Faced with a tax rate as high as 45% -- up from about 15% previously -- Chinese professionals across Hong Kong are considering moving back home to avoid getting squeezed by both the new levy and sky-high living costs in the former British colony, according to interviews with workers and recruiters.
The prospect of an exodus has upended expectations that mainland talent would help offset any outflow of locals and foreign expatriates from Hong Kong, many of whom are looking to escape the city’s controversial new national security legislation.
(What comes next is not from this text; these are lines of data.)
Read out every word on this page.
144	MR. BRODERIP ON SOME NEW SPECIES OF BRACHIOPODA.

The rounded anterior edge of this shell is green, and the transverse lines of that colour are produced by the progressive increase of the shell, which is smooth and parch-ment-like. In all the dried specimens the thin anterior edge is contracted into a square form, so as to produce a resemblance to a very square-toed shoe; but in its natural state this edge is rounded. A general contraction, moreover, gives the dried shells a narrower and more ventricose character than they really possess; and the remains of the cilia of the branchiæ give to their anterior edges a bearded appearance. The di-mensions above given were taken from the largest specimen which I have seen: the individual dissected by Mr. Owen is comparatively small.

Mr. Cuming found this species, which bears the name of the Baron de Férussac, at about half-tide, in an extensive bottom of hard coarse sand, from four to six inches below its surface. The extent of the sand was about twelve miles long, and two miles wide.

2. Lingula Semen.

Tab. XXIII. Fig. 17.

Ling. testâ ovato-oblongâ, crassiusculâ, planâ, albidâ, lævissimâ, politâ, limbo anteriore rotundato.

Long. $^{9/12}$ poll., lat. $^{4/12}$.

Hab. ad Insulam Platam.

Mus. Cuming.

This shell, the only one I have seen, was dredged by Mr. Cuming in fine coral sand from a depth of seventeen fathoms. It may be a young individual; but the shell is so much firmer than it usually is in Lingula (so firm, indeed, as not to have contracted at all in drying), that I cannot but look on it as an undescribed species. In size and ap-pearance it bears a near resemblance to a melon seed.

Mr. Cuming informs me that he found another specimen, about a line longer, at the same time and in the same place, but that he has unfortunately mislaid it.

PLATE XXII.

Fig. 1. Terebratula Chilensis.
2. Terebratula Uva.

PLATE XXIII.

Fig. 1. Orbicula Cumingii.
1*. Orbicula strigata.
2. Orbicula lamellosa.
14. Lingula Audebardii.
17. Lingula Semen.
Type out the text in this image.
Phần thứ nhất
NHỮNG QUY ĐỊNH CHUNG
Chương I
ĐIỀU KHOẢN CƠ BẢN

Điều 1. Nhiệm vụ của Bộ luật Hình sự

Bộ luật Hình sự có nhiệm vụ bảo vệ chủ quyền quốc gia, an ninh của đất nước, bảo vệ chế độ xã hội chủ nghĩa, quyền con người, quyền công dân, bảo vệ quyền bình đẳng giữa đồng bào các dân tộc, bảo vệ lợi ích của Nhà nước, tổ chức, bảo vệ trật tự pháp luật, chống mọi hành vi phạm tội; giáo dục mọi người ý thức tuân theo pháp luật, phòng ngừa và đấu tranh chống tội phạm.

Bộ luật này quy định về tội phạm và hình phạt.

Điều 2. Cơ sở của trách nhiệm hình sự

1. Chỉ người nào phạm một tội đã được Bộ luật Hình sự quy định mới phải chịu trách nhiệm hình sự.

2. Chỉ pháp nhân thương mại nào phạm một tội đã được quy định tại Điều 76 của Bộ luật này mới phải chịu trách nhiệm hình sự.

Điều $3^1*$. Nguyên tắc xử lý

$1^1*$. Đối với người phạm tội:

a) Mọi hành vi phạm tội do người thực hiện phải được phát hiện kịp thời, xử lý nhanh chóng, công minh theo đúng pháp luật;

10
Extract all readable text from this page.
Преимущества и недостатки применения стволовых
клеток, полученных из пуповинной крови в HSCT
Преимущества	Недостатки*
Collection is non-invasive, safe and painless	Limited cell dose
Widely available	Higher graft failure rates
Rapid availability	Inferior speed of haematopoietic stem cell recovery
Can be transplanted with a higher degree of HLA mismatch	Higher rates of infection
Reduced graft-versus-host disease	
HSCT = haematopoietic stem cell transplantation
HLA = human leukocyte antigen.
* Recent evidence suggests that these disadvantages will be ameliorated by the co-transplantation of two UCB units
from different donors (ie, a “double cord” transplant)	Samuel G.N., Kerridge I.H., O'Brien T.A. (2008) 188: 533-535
While it’s too early to gauge how many people will ultimately move out, professionals of all stripes now have reasons to leave a city that not long ago was viewed as one of the world’s most attractive places to build a career. That risks weighing on Hong Kong’s battered economy and further undermining its status as a premier financial center.

Nowhere to Hide

Tax rates significantly higher in Shanghai
Sources: GovHK, Inland Revenue Authority of Singapore, State Taxation Administration of the PRC
Footnote: Personal income tax refers to highest rate in tiered system
The focus on China’s new tax regime has intensified in recent weeks after state-owned enterprises in Hong Kong told workers who transferred from the mainland to declare their 2019 income so they can start paying taxes at home. Chinese SOEs are also informing employees in other locations such as Singapore, Bloomberg News reported last week.
While Chinese authorities revised the nation’s tax rules in January 2019, they only recently disclosed detailed instructions on how to comply -- a move that caught many workers off guard.
For now, it appears that only SOE employees who transferred from China have been explicitly instructed to pay taxes on their 2019 income. It’s unclear how stringently Chinese authorities will apply the tax laws to citizens who were hired overseas or who don’t work for state-owned companies. China’s Liaison Office in Hong Kong and the State Taxation Administration didn’t respond to faxes seeking comment.
Some companies may act to soften the blow by boosting salaries, particularly for high-ranking executives, but most employees will likely have to absorb the hit to their take-home pay, according to Feng Ao, president of Wosheng Law Quotient Academy, a consultancy that advises China’s banks, insurers and trusts on tax laws.
“For the vast majority of employees, the chance of giving subsidies and raises depends on the company’s profitability,” Feng said. “It’s unlikely to happen given the global macro environment amid the pandemic.”